Monday, July 21, 2008

Thick and Chewy Chocolate Chip Cookies

I was checking out the What's Cooking board looking for a recipe for dinner and I came across this recipe for supposedly the best chocolate chip cookies ever. I love sweets, so I decided to heat up leftover barbeque (recipe will be in my next post) and spend some quality time baking. The recipe was really easy and these really were the best chocolate chip cookies I'd ever had. Casey seemed to agree. This was also an excuse to use my new calphalon baking sheets and they were awesome.





(Source: Baking Illustrated, page 434)
Makes about 18 large cookies.

2 cups plus 2 tablespoons (10 5/8 ounces) unbleached all-purpose flour
1/2 teaspoon baking soda
1/2 teaspoon salt
12 tablespoons (1 1/2 sticks) unsalted butter, melted and cooled until warm
1 cup packed (7 ounces) light or dark brown sugar
1/2 cup (3 1/2 ounces) granulated sugar
1 large egg plus 1 egg yolk
2 teaspoons vanilla extract
1-1 1/2 cups semisweet chocolate chips


1. Adjust the oven racks to the upper- and lower-middle positions and heat the oven to 325 degrees. Line 2 large baking sheets with parchment paper or spray them with nonstick cooking spray.

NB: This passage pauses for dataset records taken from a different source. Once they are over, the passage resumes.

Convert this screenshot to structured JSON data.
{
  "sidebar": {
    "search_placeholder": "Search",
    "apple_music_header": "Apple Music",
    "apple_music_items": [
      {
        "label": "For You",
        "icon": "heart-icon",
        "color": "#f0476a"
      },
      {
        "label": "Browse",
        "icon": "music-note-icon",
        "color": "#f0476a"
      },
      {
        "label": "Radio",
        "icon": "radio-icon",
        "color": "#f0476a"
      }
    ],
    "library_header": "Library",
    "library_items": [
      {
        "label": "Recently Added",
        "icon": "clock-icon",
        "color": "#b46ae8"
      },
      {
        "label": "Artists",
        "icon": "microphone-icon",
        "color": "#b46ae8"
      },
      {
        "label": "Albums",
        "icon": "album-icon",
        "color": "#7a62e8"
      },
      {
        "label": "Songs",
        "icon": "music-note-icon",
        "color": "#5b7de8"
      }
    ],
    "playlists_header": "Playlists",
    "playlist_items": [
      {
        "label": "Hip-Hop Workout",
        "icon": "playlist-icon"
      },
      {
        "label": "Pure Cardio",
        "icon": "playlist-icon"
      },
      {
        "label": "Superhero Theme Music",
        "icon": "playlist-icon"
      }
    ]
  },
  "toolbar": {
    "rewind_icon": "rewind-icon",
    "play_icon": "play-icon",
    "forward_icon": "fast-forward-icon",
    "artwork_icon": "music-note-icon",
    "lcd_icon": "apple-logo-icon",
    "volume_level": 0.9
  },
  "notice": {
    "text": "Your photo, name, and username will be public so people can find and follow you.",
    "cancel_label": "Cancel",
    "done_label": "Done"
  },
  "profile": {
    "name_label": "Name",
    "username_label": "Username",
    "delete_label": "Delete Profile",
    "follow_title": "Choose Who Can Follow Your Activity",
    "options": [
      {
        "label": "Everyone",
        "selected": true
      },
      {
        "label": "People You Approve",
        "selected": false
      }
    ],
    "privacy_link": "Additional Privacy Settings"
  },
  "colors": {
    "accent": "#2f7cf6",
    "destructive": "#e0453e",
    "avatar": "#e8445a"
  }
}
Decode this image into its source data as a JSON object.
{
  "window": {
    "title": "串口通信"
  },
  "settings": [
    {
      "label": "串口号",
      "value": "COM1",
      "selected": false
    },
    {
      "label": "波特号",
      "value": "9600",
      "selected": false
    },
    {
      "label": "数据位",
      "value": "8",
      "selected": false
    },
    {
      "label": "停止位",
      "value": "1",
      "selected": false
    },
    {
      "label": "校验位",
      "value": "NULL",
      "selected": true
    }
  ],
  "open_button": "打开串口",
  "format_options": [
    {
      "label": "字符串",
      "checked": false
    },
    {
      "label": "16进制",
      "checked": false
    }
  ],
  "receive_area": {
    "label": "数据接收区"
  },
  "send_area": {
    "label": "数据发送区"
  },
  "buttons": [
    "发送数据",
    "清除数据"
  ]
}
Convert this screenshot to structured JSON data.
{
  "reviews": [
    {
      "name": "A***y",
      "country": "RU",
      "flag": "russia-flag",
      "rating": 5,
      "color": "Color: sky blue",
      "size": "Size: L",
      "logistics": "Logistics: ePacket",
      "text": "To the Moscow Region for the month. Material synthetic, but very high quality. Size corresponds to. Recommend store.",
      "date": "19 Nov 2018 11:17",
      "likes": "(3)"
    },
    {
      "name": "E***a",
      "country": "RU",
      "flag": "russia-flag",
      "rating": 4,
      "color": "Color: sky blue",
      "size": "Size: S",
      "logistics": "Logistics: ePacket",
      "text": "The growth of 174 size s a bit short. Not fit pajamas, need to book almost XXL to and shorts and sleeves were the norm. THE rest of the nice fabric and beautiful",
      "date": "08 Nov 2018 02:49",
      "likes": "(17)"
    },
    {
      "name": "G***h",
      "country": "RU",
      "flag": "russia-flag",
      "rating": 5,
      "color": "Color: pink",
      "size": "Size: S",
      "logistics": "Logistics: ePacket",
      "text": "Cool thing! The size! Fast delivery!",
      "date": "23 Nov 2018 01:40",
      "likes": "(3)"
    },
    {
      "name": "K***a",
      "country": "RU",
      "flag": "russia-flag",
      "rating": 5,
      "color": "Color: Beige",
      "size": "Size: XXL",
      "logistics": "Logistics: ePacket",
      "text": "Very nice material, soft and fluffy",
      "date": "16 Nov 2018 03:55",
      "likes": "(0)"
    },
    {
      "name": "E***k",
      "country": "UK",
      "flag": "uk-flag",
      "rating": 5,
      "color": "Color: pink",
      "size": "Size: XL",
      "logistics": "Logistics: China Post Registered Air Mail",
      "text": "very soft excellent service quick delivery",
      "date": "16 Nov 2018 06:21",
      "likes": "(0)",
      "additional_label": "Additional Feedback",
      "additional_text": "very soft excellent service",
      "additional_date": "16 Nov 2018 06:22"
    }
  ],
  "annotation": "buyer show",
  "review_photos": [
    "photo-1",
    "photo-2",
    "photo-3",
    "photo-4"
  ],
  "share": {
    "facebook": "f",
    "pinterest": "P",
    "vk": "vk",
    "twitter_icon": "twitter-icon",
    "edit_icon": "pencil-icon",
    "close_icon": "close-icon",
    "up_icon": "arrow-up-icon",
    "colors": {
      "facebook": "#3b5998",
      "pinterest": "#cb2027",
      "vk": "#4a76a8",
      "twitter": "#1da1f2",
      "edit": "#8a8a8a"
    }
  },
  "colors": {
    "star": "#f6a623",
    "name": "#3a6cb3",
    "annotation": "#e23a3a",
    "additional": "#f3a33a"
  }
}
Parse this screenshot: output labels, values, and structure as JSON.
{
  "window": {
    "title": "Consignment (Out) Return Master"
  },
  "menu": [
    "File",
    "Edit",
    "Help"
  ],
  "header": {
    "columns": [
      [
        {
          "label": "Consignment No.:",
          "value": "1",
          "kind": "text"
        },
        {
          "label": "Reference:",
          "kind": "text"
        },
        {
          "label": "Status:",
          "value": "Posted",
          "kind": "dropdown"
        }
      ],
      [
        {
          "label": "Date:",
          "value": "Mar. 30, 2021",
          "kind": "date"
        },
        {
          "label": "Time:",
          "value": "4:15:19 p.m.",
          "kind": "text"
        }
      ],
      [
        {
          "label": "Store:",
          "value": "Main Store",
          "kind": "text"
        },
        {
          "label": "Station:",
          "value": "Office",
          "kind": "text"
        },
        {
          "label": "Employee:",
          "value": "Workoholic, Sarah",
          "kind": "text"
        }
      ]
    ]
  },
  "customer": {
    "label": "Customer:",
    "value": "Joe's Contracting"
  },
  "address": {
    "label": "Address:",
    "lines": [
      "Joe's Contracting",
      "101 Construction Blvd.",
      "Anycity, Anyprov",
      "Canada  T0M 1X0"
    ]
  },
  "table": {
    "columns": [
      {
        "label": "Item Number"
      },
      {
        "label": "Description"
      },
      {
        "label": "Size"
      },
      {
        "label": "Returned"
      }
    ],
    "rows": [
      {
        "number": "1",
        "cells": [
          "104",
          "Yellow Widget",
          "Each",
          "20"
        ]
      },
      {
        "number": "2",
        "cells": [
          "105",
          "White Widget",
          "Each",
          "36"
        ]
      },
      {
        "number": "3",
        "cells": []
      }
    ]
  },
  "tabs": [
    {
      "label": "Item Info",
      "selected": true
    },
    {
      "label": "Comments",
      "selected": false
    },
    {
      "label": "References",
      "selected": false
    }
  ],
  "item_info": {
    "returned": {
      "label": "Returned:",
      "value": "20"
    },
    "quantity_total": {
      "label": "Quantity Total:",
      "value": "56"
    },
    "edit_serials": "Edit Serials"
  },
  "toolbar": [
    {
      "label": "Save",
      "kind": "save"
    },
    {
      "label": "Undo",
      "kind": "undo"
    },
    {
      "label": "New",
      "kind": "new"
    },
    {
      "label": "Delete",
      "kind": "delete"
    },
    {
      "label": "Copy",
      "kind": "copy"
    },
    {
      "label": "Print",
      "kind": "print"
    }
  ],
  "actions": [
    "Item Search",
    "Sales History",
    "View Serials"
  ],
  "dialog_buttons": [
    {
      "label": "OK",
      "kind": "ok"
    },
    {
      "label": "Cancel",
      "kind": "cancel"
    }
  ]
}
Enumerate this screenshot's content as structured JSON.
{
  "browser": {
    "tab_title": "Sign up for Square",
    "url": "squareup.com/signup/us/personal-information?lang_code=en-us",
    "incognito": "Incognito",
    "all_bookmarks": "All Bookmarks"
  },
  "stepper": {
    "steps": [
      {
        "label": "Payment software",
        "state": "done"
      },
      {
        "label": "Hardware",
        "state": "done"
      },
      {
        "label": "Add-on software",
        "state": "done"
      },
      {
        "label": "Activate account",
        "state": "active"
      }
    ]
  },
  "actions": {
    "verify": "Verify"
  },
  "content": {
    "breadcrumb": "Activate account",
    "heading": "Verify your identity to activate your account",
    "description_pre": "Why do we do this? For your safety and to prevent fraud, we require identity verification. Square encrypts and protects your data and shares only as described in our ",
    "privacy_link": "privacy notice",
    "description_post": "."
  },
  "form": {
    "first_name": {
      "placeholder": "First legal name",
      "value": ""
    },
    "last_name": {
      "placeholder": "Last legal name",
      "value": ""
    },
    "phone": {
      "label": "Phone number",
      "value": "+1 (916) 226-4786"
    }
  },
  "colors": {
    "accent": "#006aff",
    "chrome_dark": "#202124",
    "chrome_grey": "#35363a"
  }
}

2. Whisk the flour, baking soda, and salt together in a medium bowl; set aside.


3. Either by hand or with an electric mixer, mix the butter and sugars until thoroughly blended. Beat in the egg, yolk, and vanilla until combined. Add the dry ingredients and beat at low speed just until combined. Stir in the chips to taste.

4. Roll a scant 1/4 cup of the dough into a ball. Hold the dough ball with the fingertips of both hands and pull into 2 equal halves. Rotate the halves 90 degrees and, with jagged surfaces facing up, join the halves together at their base, again forming a single ball, being careful not to smooth the dough’s uneven surface. Place the formed dough balls on the prepared baking sheets, jagged surface up, spacing them 2 1/2 inches apart.


5. Bake until the cookies are light golden grown and the outer edges start to harden yet the centers are still soft and puffy, 15 to 18 minutes, rotating the baking sheets front to back and top to bottom halfway through the baking time. Cool the cookies on the sheets. Remove the cooled cookies from the baking sheets with a side metal spatula.

2 comments:

Cara said...

Do you have any idea why you have to do that pull apart and reshaping thing?? Did you chill the dough before baking any of it? Great recipes!

Renee said...

You don't have to pull apart the dough. I think the idea is just to give the top of the cookie that rough look like the cookies you see in a bakery.

I usually always chill my dough for a little bit. I like my cookies thicker and they stay together much better in the oven when they are chilled first. Good Luck!